One of the places I love to check out here on the North Shore of Boston boasts a great selection of piles of old stuff. The only problem: at least a third of this stuff is outside, in all kinds of weather. Just like the fabled mailman — in rain, sleet or snow — except these antique pieces aren’t wearing government-issued rain gear and are left to fend for themselves in the New England precipitation, deteriorating more in just a few weeks than in all their previous hundred years. I’ve seen some really great pieces slowly fall to bits outside the store, the price too steep to justify the purchase — and by the time the price comes down, the piece is in such terrible condition that no one bothers.

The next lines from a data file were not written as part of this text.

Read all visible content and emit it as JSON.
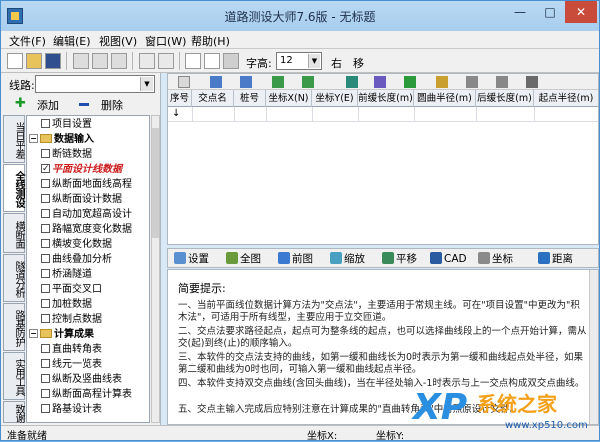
{
  "window": {
    "title": "道路测设大师7.6版 - 无标题",
    "min_label": "—",
    "max_label": "□",
    "close_label": "✕"
  },
  "menu": [
    "文件(F)",
    "编辑(E)",
    "视图(V)",
    "窗口(W)",
    "帮助(H)"
  ],
  "toolbar": {
    "font_label": "字高:",
    "font_size": "12",
    "right_label": "右",
    "move_label": "移"
  },
  "left": {
    "route_label": "线路:",
    "route_value": "",
    "add_label": "添加",
    "delete_label": "删除",
    "vtabs": [
      "当日平差",
      "全线测设",
      "横断面",
      "隧道分析",
      "路基防护",
      "实用工具",
      "致谢"
    ],
    "tree": [
      {
        "label": "项目设置",
        "type": "check",
        "level": 1
      },
      {
        "label": "数据输入",
        "type": "folder",
        "level": 0,
        "bold": true
      },
      {
        "label": "断链数据",
        "type": "check",
        "level": 1
      },
      {
        "label": "平面设计线数据",
        "type": "check",
        "level": 1,
        "checked": true,
        "red": true
      },
      {
        "label": "纵断面地面线高程",
        "type": "check",
        "level": 1
      },
      {
        "label": "纵断面设计数据",
        "type": "check",
        "level": 1
      },
      {
        "label": "自动加宽超高设计",
        "type": "check",
        "level": 1
      },
      {
        "label": "路幅宽度变化数据",
        "type": "check",
        "level": 1
      },
      {
        "label": "横坡变化数据",
        "type": "check",
        "level": 1
      },
      {
        "label": "曲线叠加分析",
        "type": "check",
        "level": 1
      },
      {
        "label": "桥涵隧道",
        "type": "check",
        "level": 1
      },
      {
        "label": "平面交叉口",
        "type": "check",
        "level": 1
      },
      {
        "label": "加桩数据",
        "type": "check",
        "level": 1
      },
      {
        "label": "控制点数据",
        "type": "check",
        "level": 1
      },
      {
        "label": "计算成果",
        "type": "folder",
        "level": 0,
        "bold": true
      },
      {
        "label": "直曲转角表",
        "type": "check",
        "level": 1
      },
      {
        "label": "线元一览表",
        "type": "check",
        "level": 1
      },
      {
        "label": "纵断及竖曲线表",
        "type": "check",
        "level": 1
      },
      {
        "label": "纵断面高程计算表",
        "type": "check",
        "level": 1
      },
      {
        "label": "路基设计表",
        "type": "check",
        "level": 1
      }
    ]
  },
  "grid": {
    "columns": [
      "序号",
      "交点名",
      "桩号",
      "坐标X(N)",
      "坐标Y(E)",
      "前缓长度(m)",
      "圆曲半径(m)",
      "后缓长度(m)",
      "起点半径(m)"
    ],
    "row_marker": "↓"
  },
  "graphics_toolbar": [
    {
      "icon": "settings-icon",
      "label": "设置",
      "color": "#5a8fd0"
    },
    {
      "icon": "full-view-icon",
      "label": "全图",
      "color": "#6a9a3a"
    },
    {
      "icon": "previous-view-icon",
      "label": "前图",
      "color": "#3a7ad0"
    },
    {
      "icon": "zoom-icon",
      "label": "缩放",
      "color": "#4aa0c0"
    },
    {
      "icon": "pan-icon",
      "label": "平移",
      "color": "#3a8a5a"
    },
    {
      "icon": "cad-icon",
      "label": "CAD",
      "color": "#2a5aa0"
    },
    {
      "icon": "coordinate-icon",
      "label": "坐标",
      "color": "#8a8a8a"
    },
    {
      "icon": "distance-icon",
      "label": "距离",
      "color": "#2a70c0"
    }
  ],
  "info": {
    "heading": "简要提示:",
    "paragraphs": [
      "一、当前平面线位数据计算方法为\"交点法\"，主要适用于常规主线。可在\"项目设置\"中更改为\"积木法\"，可适用于所有线型，主要应用于立交匝道。",
      "二、交点法要求路径起点，起点可为整条线的起点，也可以选择曲线段上的一个点开始计算，需从交(起)到终(止)的顺序输入。",
      "三、本软件的交点法支持的曲线，如第一缓和曲线长为0时表示为第一缓和曲线起点处半径，如果第二缓和曲线为0时也同，可输入第一缓和曲线起点半径。",
      "四、本软件支持双交点曲线(含回头曲线)，当在半径处输入-1时表示与上一交点构成双交点曲线。",
      "五、交点主输入完成后应特别注意在计算成果的\"直曲转角表\"中对照原设计文件。"
    ]
  },
  "status": {
    "ready": "准备就绪",
    "x_label": "坐标X:",
    "y_label": "坐标Y:"
  },
  "watermark": {
    "xp": "XP",
    "name": "系统之家",
    "url": "www.xp510.com"
  }
}
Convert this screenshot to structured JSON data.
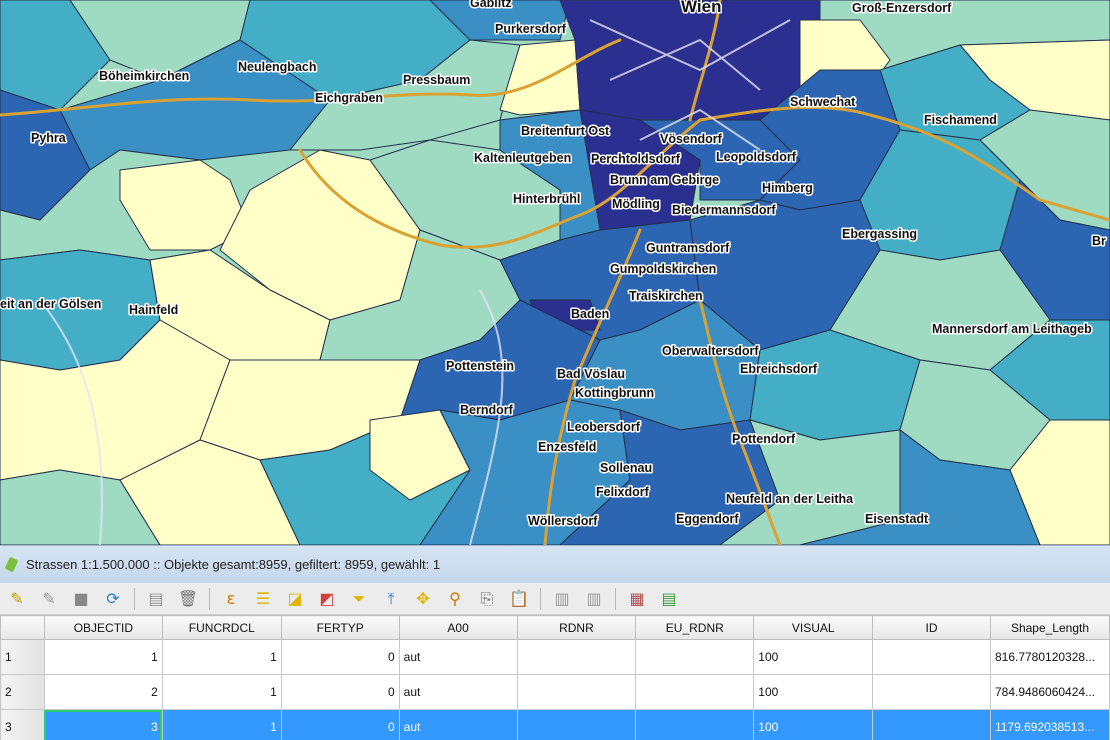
{
  "map": {
    "places": [
      {
        "name": "Wien",
        "size": "big"
      },
      {
        "name": "Gablitz",
        "size": "normal"
      },
      {
        "name": "Purkersdorf",
        "size": "normal"
      },
      {
        "name": "Groß-Enzersdorf",
        "size": "normal"
      },
      {
        "name": "Böheimkirchen",
        "size": "normal"
      },
      {
        "name": "Neulengbach",
        "size": "normal"
      },
      {
        "name": "Pressbaum",
        "size": "normal"
      },
      {
        "name": "Eichgraben",
        "size": "normal"
      },
      {
        "name": "Schwechat",
        "size": "normal"
      },
      {
        "name": "Pyhra",
        "size": "normal"
      },
      {
        "name": "Breitenfurt Ost",
        "size": "normal"
      },
      {
        "name": "Vösendorf",
        "size": "normal"
      },
      {
        "name": "Fischamend",
        "size": "normal"
      },
      {
        "name": "Kaltenleutgeben",
        "size": "normal"
      },
      {
        "name": "Perchtoldsdorf",
        "size": "normal"
      },
      {
        "name": "Leopoldsdorf",
        "size": "normal"
      },
      {
        "name": "Brunn am Gebirge",
        "size": "normal"
      },
      {
        "name": "Himberg",
        "size": "normal"
      },
      {
        "name": "Hinterbrühl",
        "size": "normal"
      },
      {
        "name": "Mödling",
        "size": "normal"
      },
      {
        "name": "Biedermannsdorf",
        "size": "normal"
      },
      {
        "name": "Ebergassing",
        "size": "normal"
      },
      {
        "name": "Guntramsdorf",
        "size": "normal"
      },
      {
        "name": "Br",
        "size": "normal"
      },
      {
        "name": "Gumpoldskirchen",
        "size": "normal"
      },
      {
        "name": "Traiskirchen",
        "size": "normal"
      },
      {
        "name": "eit an der Gölsen",
        "size": "normal"
      },
      {
        "name": "Hainfeld",
        "size": "normal"
      },
      {
        "name": "Baden",
        "size": "normal"
      },
      {
        "name": "Mannersdorf am Leithageb",
        "size": "normal"
      },
      {
        "name": "Oberwaltersdorf",
        "size": "normal"
      },
      {
        "name": "Ebreichsdorf",
        "size": "normal"
      },
      {
        "name": "Bad Vöslau",
        "size": "normal"
      },
      {
        "name": "Pottenstein",
        "size": "normal"
      },
      {
        "name": "Kottingbrunn",
        "size": "normal"
      },
      {
        "name": "Berndorf",
        "size": "normal"
      },
      {
        "name": "Leobersdorf",
        "size": "normal"
      },
      {
        "name": "Pottendorf",
        "size": "normal"
      },
      {
        "name": "Enzesfeld",
        "size": "normal"
      },
      {
        "name": "Sollenau",
        "size": "normal"
      },
      {
        "name": "Felixdorf",
        "size": "normal"
      },
      {
        "name": "Neufeld an der Leitha",
        "size": "normal"
      },
      {
        "name": "Wöllersdorf",
        "size": "normal"
      },
      {
        "name": "Eggendorf",
        "size": "normal"
      },
      {
        "name": "Eisenstadt",
        "size": "normal"
      }
    ],
    "colors": {
      "darkest": "#2b2f8f",
      "dark": "#2c66b3",
      "mid": "#3a8fc4",
      "teal": "#43aec6",
      "light": "#9fdbc2",
      "pale": "#c8ecd6",
      "cream": "#ffffc8",
      "road": "#d9a233"
    }
  },
  "attribute_table": {
    "title": "Strassen 1:1.500.000 :: Objekte gesamt:8959, gefiltert: 8959, gewählt: 1",
    "toolbar_icons": [
      "edit-pencil-icon",
      "toggle-edit-icon",
      "save-icon",
      "reload-icon",
      "add-feature-icon",
      "delete-icon",
      "select-expression-icon",
      "select-all-icon",
      "invert-selection-icon",
      "deselect-icon",
      "filter-icon",
      "move-top-icon",
      "pan-to-selection-icon",
      "zoom-to-selection-icon",
      "copy-icon",
      "paste-icon",
      "new-column-icon",
      "delete-column-icon",
      "field-calculator-icon",
      "conditional-format-icon"
    ],
    "columns": [
      "OBJECTID",
      "FUNCRDCL",
      "FERTYP",
      "A00",
      "RDNR",
      "EU_RDNR",
      "VISUAL",
      "ID",
      "Shape_Length"
    ],
    "rows": [
      {
        "row": "1",
        "cells": [
          "1",
          "1",
          "0",
          "aut",
          "",
          "",
          "100",
          "",
          "816.7780120328..."
        ]
      },
      {
        "row": "2",
        "cells": [
          "2",
          "1",
          "0",
          "aut",
          "",
          "",
          "100",
          "",
          "784.9486060424..."
        ]
      },
      {
        "row": "3",
        "cells": [
          "3",
          "1",
          "0",
          "aut",
          "",
          "",
          "100",
          "",
          "1179.692038513..."
        ],
        "selected": true
      }
    ]
  }
}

Still, I go to this store, because, in spite of its overpriced stock and poor approach to inventory management, it represents what junking is all about. An old building filled with old stuff, with just enough room for customers to poke around aisle by aisle, hoping to spy something interesting at least, desirable at best.
I’ve found that, when it comes to vintage stuff, you either get it or you don’t. You either find the idea of buying someone else’s old junk — no matter how valuable or attractive — faintly (or thoroughly) repulsive, or you find the idea endlessly compelling. If you belong in the latter category, I believe that, essentially, what you love about old stuff is the narrative. Of course this is not a fresh idea, but I am struck afresh by it every time I enter this dump of an antiques store. I am overwhelmed with considering all the stories of everything I’m surveying . Chances are, most of the stories are not worth hearing, at least in the sense we usually mean it. Which is: most of these stories wouldn’t rate being the plot of a movie, or a novel, or even a short story in Good Housekeeping magazine. Most of the lives lived on this earth are composed of the mundane. And in our present era (and place), the mundane nature of our existence is so great that we feel we must spend our evenings watching Reality TV to heighten the suspense (guilty!).
But I’ve realized the mundane is both universal and particular. The way my grandmother spent her days when she was my age is very similar to my own days in many ways — we still have housework, still need to eat meals, still need to tell our children what to do with themselves. But the way she spent her days was also different. So different that in many ways she seems to belong to another species, not just another time. The pictures on her wall, the radio on her counter, the tools she used to clean her house or make her meals — these are the things I stare at in junk shops, which become a sort of time capsule. Or a window into a place and time utterly alike — and so unlike — our own.
Of course other things come into play when you’re looking for old things at junk stores: value, aesthetics — a host of other things. But for me, and, I suspect, most amateurs such as myself, it’s ultimately about the story. That’s why I wander into places full of waterlogged, sagging old stuff, looking through the discard pile for signs of life.